Erradicar a miséria é seu principal desafio a frente do MDS
Tereza Campello assumiu neste domingo (02/01) o Ministério do Desenvolvimento Social e Combate à Fome (MDS) aceitando o desafio da presidente Dilma Roussef de erradicar a miséria no Brasil e promover a inclusão produtiva. “É possível e temos o dever de ousar mais uma vez”, afirmou. Em discurso na transmissão de cargo, ela falou dos próximos passos da pasta: “Esta próxima etapa buscará incluir o núcleo dos brasileiros mais pobres e o núcleo mais complexo e os mais vulneráveis, os invisíveis afastados dos serviços públicos, sem documento, sem direito, sem cidadania.” E lembrou que o esforço dos próximos quatro anos implica em continuidade, consolidação das conquistas e aprofundamento das políticas de inclusão. “Isto exigirá inovação e superação”, salientou.
A nova ministra disse que será necessário construir várias estratégias para atender às diversidades regionais, culturais e sociais do pais e deu grande ênfase às ações de inclusão produtiva. “Já fizemos muito, mas muito ainda há de ser feito. Vamos seguir em frente com o projeto de nação com desenvolvimento econômico, acompanhado de distribuição de renda, distribuição de cultura e distribuição de poder”.
Ela falou dos avanços do Fome Zero e do Bolsa Família, lembrando que 93% dos beneficiários do programa fazem três refeições por dia e mais de 11 milhões de brasileiros passaram a viver em segurança alimentar. Ela também reforçou a importância da gestão compartilhada entre governos federal, estaduais e municipais e lembrou das conquistas sociais nos últimos anos, citando o 4o. Relatório dos Objetivos de Desenvolvimento do Milênio, que aponta a queda da pobreza extrema de 12% em 2003 para 4,8% em 2008.
Tereza Campello entrou no auditório lotado do Bloco K de braços dados com a ex-ministra Márcia Lopes e ambas foram aplaudidas de pé.
Biografia
Como assessora especial da Presidência da República no início do governo do presidente Luiz Inácio Lula da Silva, Tereza Campello participou da coordenação do grupo de trabalho que concebeu o Bolsa Família. Depois, subchefe de Articulação e Monitoramento da Casa Civil, esteve à frente de projetos prioritários na área de desenvolvimento, como os programas de Produção de Biodiesel, de Etanol e Territórios da Cidadania, além do Plano Nacional de Mudanças Climáticas, do programa de produção sustentável de óleo de palma e do Mutirão Arco Verde, que levou serviços públicos, regularização fundiária e fomento ao desenvolvimento sustentável na Amazônia.
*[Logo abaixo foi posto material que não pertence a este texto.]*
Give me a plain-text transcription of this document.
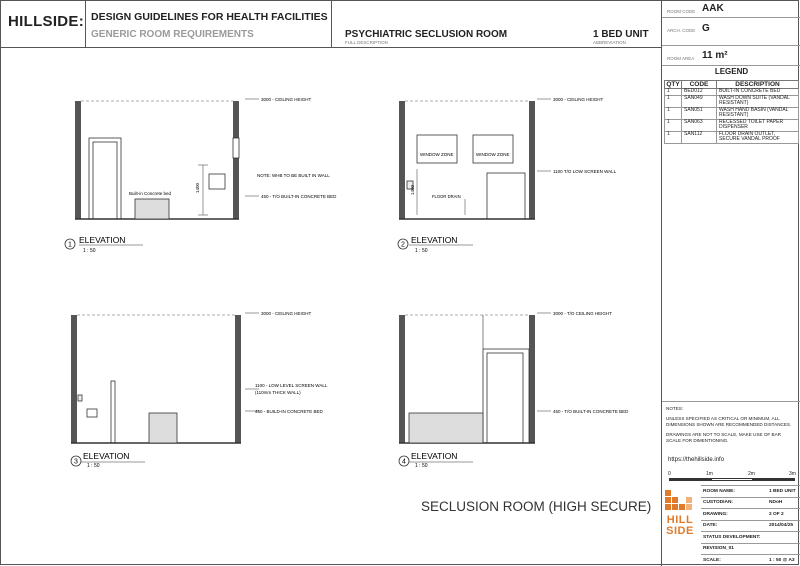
HILLSIDE: DESIGN GUIDELINES FOR HEALTH FACILITIES
GENERIC ROOM REQUIREMENTS	PSYCHIATRIC SECLUSION ROOM
FULL DESCRIPTION
1 BED UNIT
ABBREVIATION
ROOM CODE AAK
ARCH. CODE G
ROOM AREA 11 m²
LEGEND
QTY	CODE	DESCRIPTION
1	BED012	BUILT-IN CONCRETE BED
1	SAN049	WASH DOWN SUITE (VANDAL RESISTANT)
1	SAN051	WASH HAND BASIN (VANDAL RESISTANT)
1	SAN063	RECESSED TOILET PAPER DISPENSER
1	SAN112	FLOOR DRAIN OUTLET, SECURE VANDAL PROOF

NOTES:

UNLESS SPECIFIED AS CRITICAL OR MINIMUM, ALL DIMENSIONS SHOWN ARE RECOMMENDED DISTANCES.

DRAWINGS ARE NOT TO SCALE, MAKE USE OF BAR SCALE FOR DIMENTIONING.

https://thehillside.info
0	1m	2m	3m
HILL
SIDE
ROOM NAME:	1 BED UNIT
CUSTODIAN:	NDoH
DRAWING:	2 OF 2
DATE:	2014/04/25
STATUS DEVELOPMENT:	
REVISION_01	
SCALE:	1 : 50 @ A3
3000 - CEILING HEIGHT
NOTE: WHB TO BE BUILT IN WALL
450 - T/O BUILT-IN CONCRETE BED
Built-in Concrete bed
1400
3000 - CEILING HEIGHT
WINDOW ZONE	WINDOW ZONE
1100 T/O LOW SCREEN WALL
FLOOR DRAIN
1400
3000 - CEILING HEIGHT
1100 - LOW LEVEL SCREEN WALL
(110mm THICK WALL)
450 - BUILD-IN CONCRETE BED
3000 - T/O CEILING HEIGHT
450 - T/O BUILT-IN CONCRETE BED
1 ELEVATION
1 : 50
2 ELEVATION
1 : 50
3
ELEVATION
1 : 50
4
ELEVATION
1 : 50
SECLUSION ROOM (HIGH SECURE)
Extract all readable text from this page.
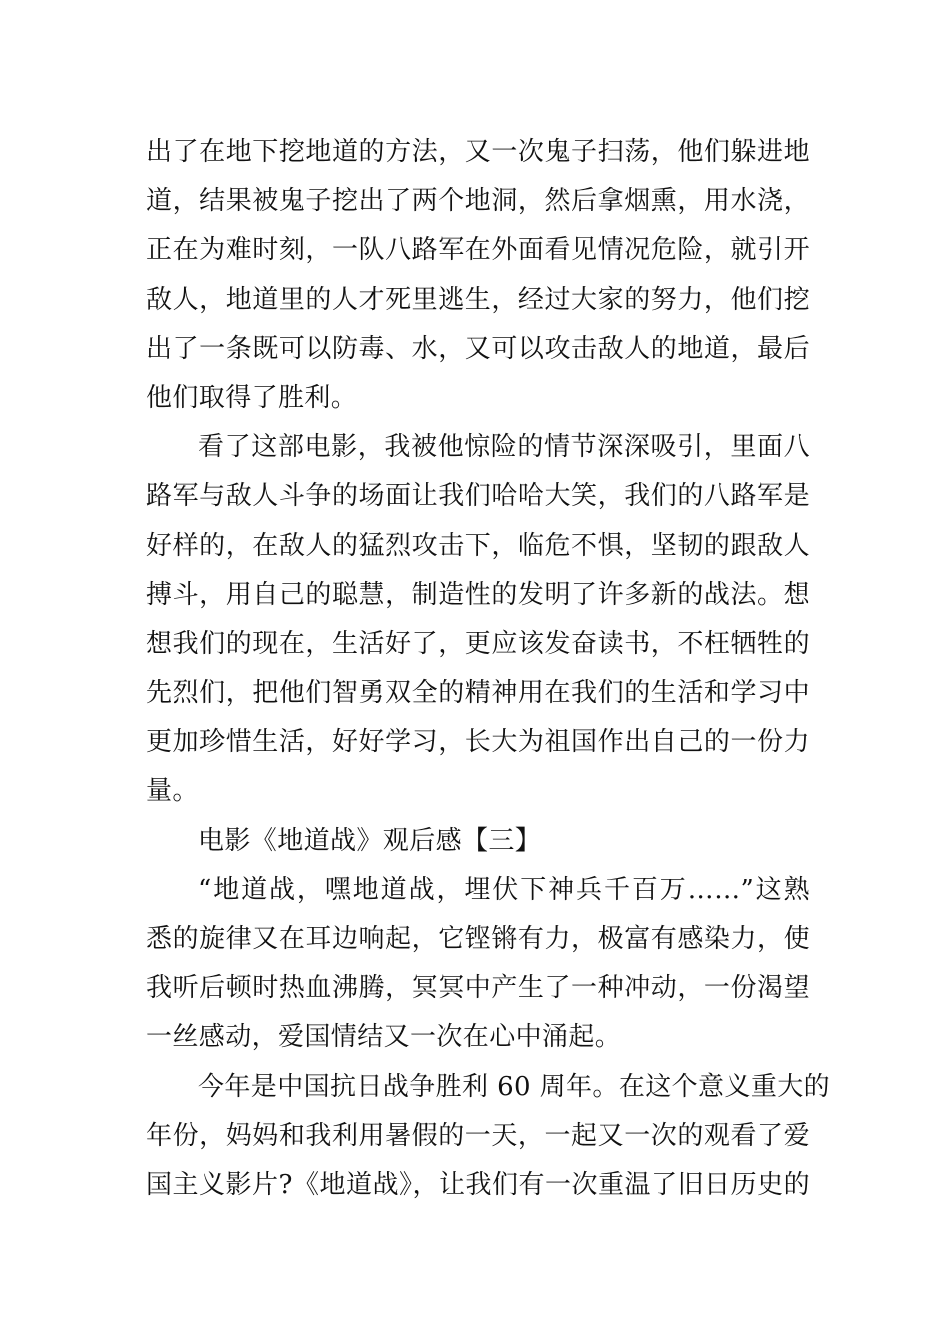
出了在地下挖地道的方法，又一次鬼子扫荡，他们躲进地
道，结果被鬼子挖出了两个地洞，然后拿烟熏，用水浇，
正在为难时刻，一队八路军在外面看见情况危险，就引开
敌人，地道里的人才死里逃生，经过大家的努力，他们挖
出了一条既可以防毒、水，又可以攻击敌人的地道，最后
他们取得了胜利。
看了这部电影，我被他惊险的情节深深吸引，里面八
路军与敌人斗争的场面让我们哈哈大笑，我们的八路军是
好样的，在敌人的猛烈攻击下，临危不惧，坚韧的跟敌人
搏斗，用自己的聪慧，制造性的发明了许多新的战法。想
想我们的现在，生活好了，更应该发奋读书，不枉牺牲的
先烈们，把他们智勇双全的精神用在我们的生活和学习中
更加珍惜生活，好好学习，长大为祖国作出自己的一份力
量。
电影《地道战》观后感【三】
“地道战，嘿地道战，埋伏下神兵千百万……”这熟
悉的旋律又在耳边响起，它铿锵有力，极富有感染力，使
我听后顿时热血沸腾，冥冥中产生了一种冲动，一份渴望
一丝感动，爱国情结又一次在心中涌起。
今年是中国抗日战争胜利 60 周年。在这个意义重大的
年份，妈妈和我利用暑假的一天，一起又一次的观看了爱
国主义影片?《地道战》，让我们有一次重温了旧日历史的
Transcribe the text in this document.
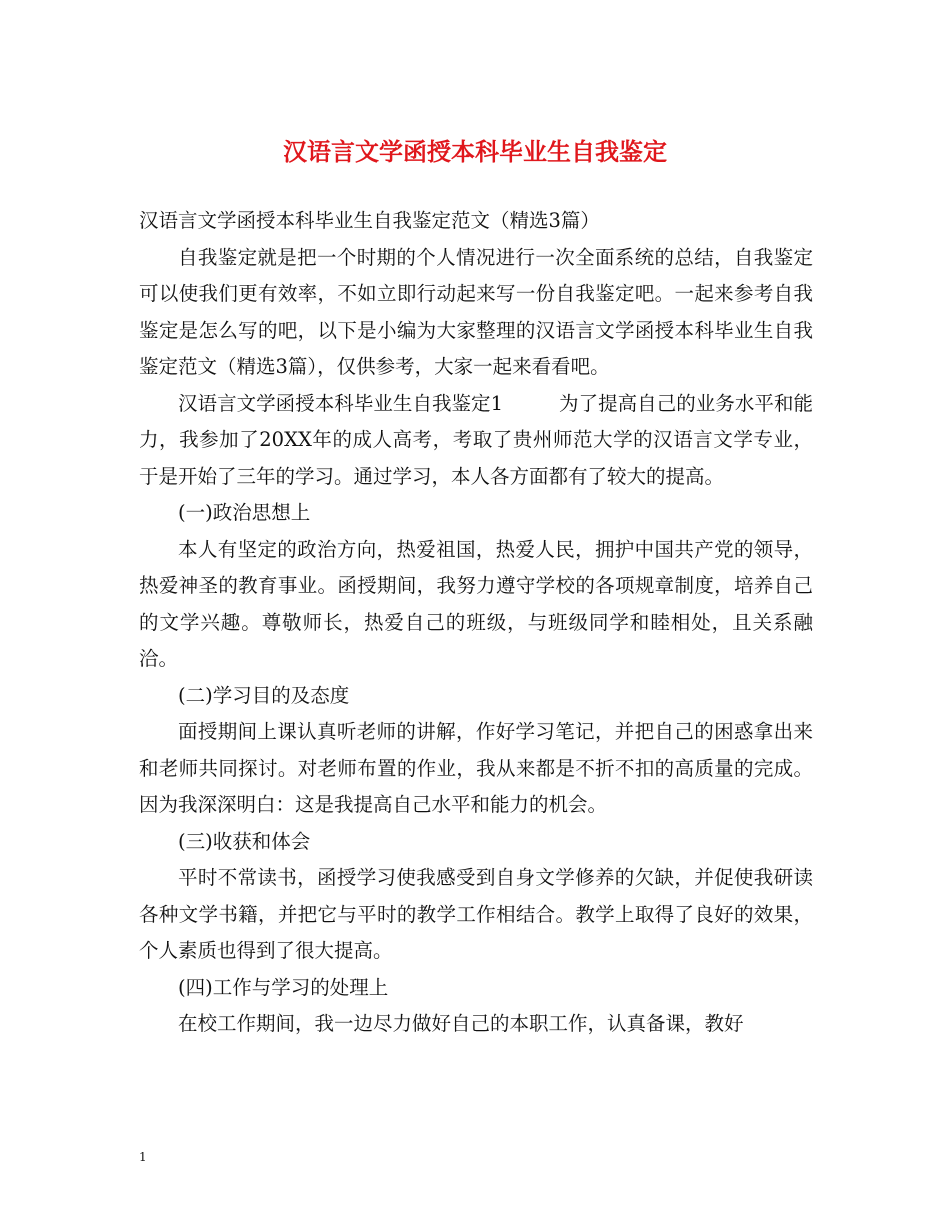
汉语言文学函授本科毕业生自我鉴定

汉语言文学函授本科毕业生自我鉴定范文（精选3篇）

自我鉴定就是把一个时期的个人情况进行一次全面系统的总结，自我鉴定可以使我们更有效率，不如立即行动起来写一份自我鉴定吧。一起来参考自我鉴定是怎么写的吧，以下是小编为大家整理的汉语言文学函授本科毕业生自我鉴定范文（精选3篇），仅供参考，大家一起来看看吧。

汉语言文学函授本科毕业生自我鉴定1	为了提高自己的业务水平和能力，我参加了20XX年的成人高考，考取了贵州师范大学的汉语言文学专业，于是开始了三年的学习。通过学习，本人各方面都有了较大的提高。

(一)政治思想上

本人有坚定的政治方向，热爱祖国，热爱人民，拥护中国共产党的领导，热爱神圣的教育事业。函授期间，我努力遵守学校的各项规章制度，培养自己的文学兴趣。尊敬师长，热爱自己的班级，与班级同学和睦相处，且关系融洽。

(二)学习目的及态度

面授期间上课认真听老师的讲解，作好学习笔记，并把自己的困惑拿出来和老师共同探讨。对老师布置的作业，我从来都是不折不扣的高质量的完成。因为我深深明白：这是我提高自己水平和能力的机会。

(三)收获和体会

平时不常读书，函授学习使我感受到自身文学修养的欠缺，并促使我研读各种文学书籍，并把它与平时的教学工作相结合。教学上取得了良好的效果，个人素质也得到了很大提高。

(四)工作与学习的处理上

在校工作期间，我一边尽力做好自己的本职工作，认真备课，教好

1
Paulista de Descalvado e formada na Universidade Federal de Uberlândia, ela foi fundadora do Partido dos Trabalhadores (PT) e professora do Curso de Economia na Universidade do Vale dos Sinos (Unisinos), na cadeira de Economia do Setor Público.
Entre 1989 e 1993, foi assessora econômica da Prefeitura de Porto Alegre e coordenadora do Gabinete de Planejamento e Orçamento Participativo. Trabalhou na assessoria de Olívio Dutra (quando prefeito e governador) e com os ex-prefeitos Raul Pont e Tarso Genro.
Antes de participar da equipe de transição do primeiro governo Lula, quando assessorou Tarso Genro e ajudou a formatar o programa econômico, foi secretária substituta e coordenadora da Secretaria Geral de Governo do Rio Grande do Sul.